É precisamente nos momentos de cansaço, desânimo, escuridão… que o Tentador aproveita estes momentos para nos propor (o Evangelho de hoje) com argumentos “razoáveis”, que nos fechamos sobre nós próprios, que procuramos os nossos próprios interesses, que nos refugiamos no individualismo egoísta ou na indiferença para com os outros, ou que esperamos pelos outros ou pelo próprio Deus para encontrar as soluções.  No entanto, Deus “dá força ao cansado, e aumenta a força do exausto“.

Dá forças ao homem acabrunhado, redobra o vigor do fraco. Até os adolescentes podem esgotar-se, e jovens robustos podem cambalear, mas aqueles que contam com o Senhor renovam suas forças; ele dá-lhes asas de águia. Correm sem se cansar, vão para a frente sem se fatigar. (Is 40, 29-31).

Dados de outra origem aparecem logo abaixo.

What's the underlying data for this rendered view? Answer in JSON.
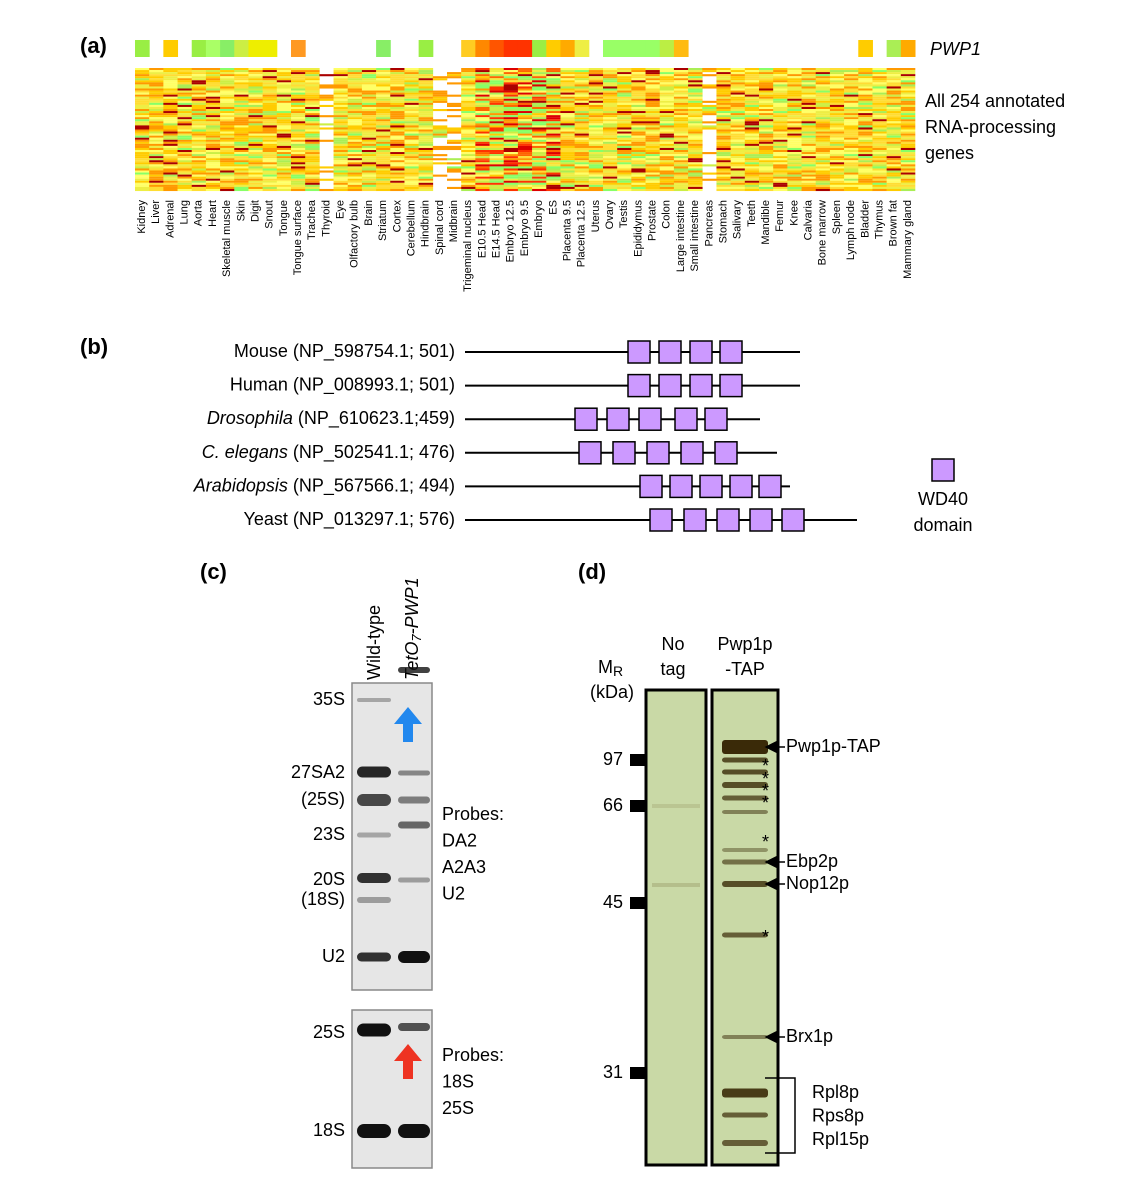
{
  "panel_a": {
    "label": "(a)",
    "gene": "PWP1",
    "caption": [
      "All 254 annotated",
      "RNA-processing",
      "genes"
    ],
    "tissues": [
      "Kidney",
      "Liver",
      "Adrenal",
      "Lung",
      "Aorta",
      "Heart",
      "Skeletal muscle",
      "Skin",
      "Digit",
      "Snout",
      "Tongue",
      "Tongue surface",
      "Trachea",
      "Thyroid",
      "Eye",
      "Olfactory bulb",
      "Brain",
      "Striatum",
      "Cortex",
      "Cerebellum",
      "Hindbrain",
      "Spinal cord",
      "Midbrain",
      "Trigeminal nucleus",
      "E10.5 Head",
      "E14.5 Head",
      "Embryo 12.5",
      "Embryo 9.5",
      "Embryo",
      "ES",
      "Placenta 9.5",
      "Placenta 12.5",
      "Uterus",
      "Ovary",
      "Testis",
      "Epididymus",
      "Prostate",
      "Colon",
      "Large intestine",
      "Small intestine",
      "Pancreas",
      "Stomach",
      "Salivary",
      "Teeth",
      "Mandible",
      "Femur",
      "Knee",
      "Calvaria",
      "Bone marrow",
      "Spleen",
      "Lymph node",
      "Bladder",
      "Thymus",
      "Brown fat",
      "Mammary gland"
    ]
  },
  "panel_b": {
    "label": "(b)",
    "proteins": [
      {
        "species": "Mouse",
        "accession": "(NP_598754.1; 501)"
      },
      {
        "species": "Human",
        "accession": "(NP_008993.1; 501)"
      },
      {
        "species": "Drosophila",
        "accession": "(NP_610623.1;459)"
      },
      {
        "species": "C. elegans",
        "accession": "(NP_502541.1; 476)"
      },
      {
        "species": "Arabidopsis",
        "accession": "(NP_567566.1; 494)"
      },
      {
        "species": "Yeast",
        "accession": "(NP_013297.1; 576)"
      }
    ],
    "legend": [
      "WD40",
      "domain"
    ]
  },
  "panel_c": {
    "label": "(c)",
    "lanes": [
      "Wild-type",
      [
        "TetO",
        "7",
        "-PWP1"
      ]
    ],
    "upper_bands": [
      "35S",
      "27SA2",
      "(25S)",
      "23S",
      "20S",
      "(18S)",
      "U2"
    ],
    "upper_probes": [
      "Probes:",
      "DA2",
      "A2A3",
      "U2"
    ],
    "lower_bands": [
      "25S",
      "18S"
    ],
    "lower_probes": [
      "Probes:",
      "18S",
      "25S"
    ]
  },
  "panel_d": {
    "label": "(d)",
    "mr": [
      "M",
      "R"
    ],
    "unit": "(kDa)",
    "lanes": [
      [
        "No",
        "tag"
      ],
      [
        "Pwp1p",
        "-TAP"
      ]
    ],
    "markers": [
      "97",
      "66",
      "45",
      "31"
    ],
    "proteins": [
      "Pwp1p-TAP",
      "Ebp2p",
      "Nop12p",
      "Brx1p"
    ],
    "bracket": [
      "Rpl8p",
      "Rps8p",
      "Rpl15p"
    ],
    "asterisks": [
      "*",
      "*",
      "*",
      "*",
      "*",
      "*"
    ]
  }
}
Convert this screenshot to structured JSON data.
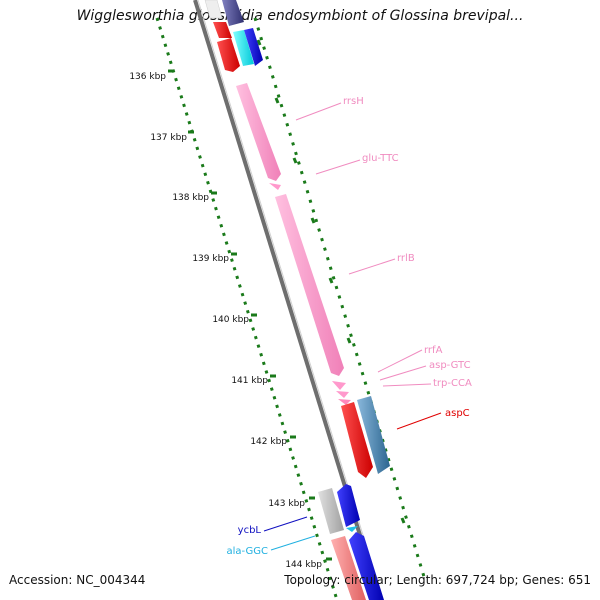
{
  "title": "Wigglesworthia glossinidia endosymbiont of Glossina brevipal...",
  "footer": {
    "accession": "Accession: NC_004344",
    "topology": "Topology: circular; Length: 697,724 bp; Genes: 651"
  },
  "ticks": [
    "136 kbp",
    "137 kbp",
    "138 kbp",
    "139 kbp",
    "140 kbp",
    "141 kbp",
    "142 kbp",
    "143 kbp",
    "144 kbp"
  ],
  "gene_labels": [
    {
      "text": "rrsH",
      "color": "#f08cc0"
    },
    {
      "text": "glu-TTC",
      "color": "#f08cc0"
    },
    {
      "text": "rrlB",
      "color": "#f08cc0"
    },
    {
      "text": "rrfA",
      "color": "#f08cc0"
    },
    {
      "text": "asp-GTC",
      "color": "#f08cc0"
    },
    {
      "text": "trp-CCA",
      "color": "#f08cc0"
    },
    {
      "text": "aspC",
      "color": "#e00000"
    },
    {
      "text": "ycbL",
      "color": "#1010c0"
    },
    {
      "text": "ala-GGC",
      "color": "#20b0e0"
    }
  ],
  "colors": {
    "rrna": "#ff99cc",
    "trna": "#ff99cc",
    "cds_red": "#ee0000",
    "cds_blue": "#4682b4",
    "cds_darkblue": "#0000ee",
    "cds_gray": "#b8b8b8",
    "backbone": "#808080",
    "ruler": "#1a7a1a"
  }
}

A QUARESMA CHAMA-NOS A COLOCAR A NOSSA FÉ E ESPERANÇA NO SENHOR.

Foi por isso que o Papa nos convidou:

  • Não nos cansemos de rezar. Jesus ensinou-nos que é necessário “rezar sempre sem se desencorajar”. Precisamos rezar porque precisamos de Deus, de contar com Ele, de nos apoiarmos n’Ele. A fé não elimina as dificuldades da vida, mas permite-nos passar por elas unidos com Deus em Cristo, com a grande esperança que o Mistério Pascal nos oferece.
  • Não nos cansemos de remover o mal das nossas vidas. Mesmo que seja apenas um pouco: podemos selecionar um aspecto específico da nossa vida, procurar um recurso adequado, estabelecer pequenos objetivos… O jejum pode fortalecer o nosso espírito na luta contra o pecado.
  • Não nos cansemos de nos socorrer do sacramento da Reconciliação, sabendo que Deus nunca se cansa de perdoar.
  • Não nos cansemos de lutar contra desejos incontrolados de bens materiais, prazeres inapropriados… Austeridade da vida, autocontrole e generosidade devem ser o nosso modo de vida.
  • Não nos cansemos de lutar contra o risco de dependência dos meios digitais (celulares, redes sociais, etc.), que empobrecem as relações humanas. A Quaresma é um momento propício para cultivar uma comunicação humana mais integral feita de “encontros reais“. Aproveitemos esta Quaresma para cuidar melhor daqueles que nos são próximos, e para nos tornarmos vizinhos dos nossos irmãos e irmãs que estão feridos na jornada da vida.

Portanto, não nos cansemos de semear o bem. Temos a certeza na fé de que “se não falharmos, na época devida colheremos” (a “colheita” do que Jesus Cristo semeou deu muitos frutos “na época devida”), e que, com o dom da perseverança, o nosso grão semeado dará muitos frutos, porque é o Espírito do Senhor que o faz frutificar. O nosso é semear. Que a sua Quaresma valha a pena.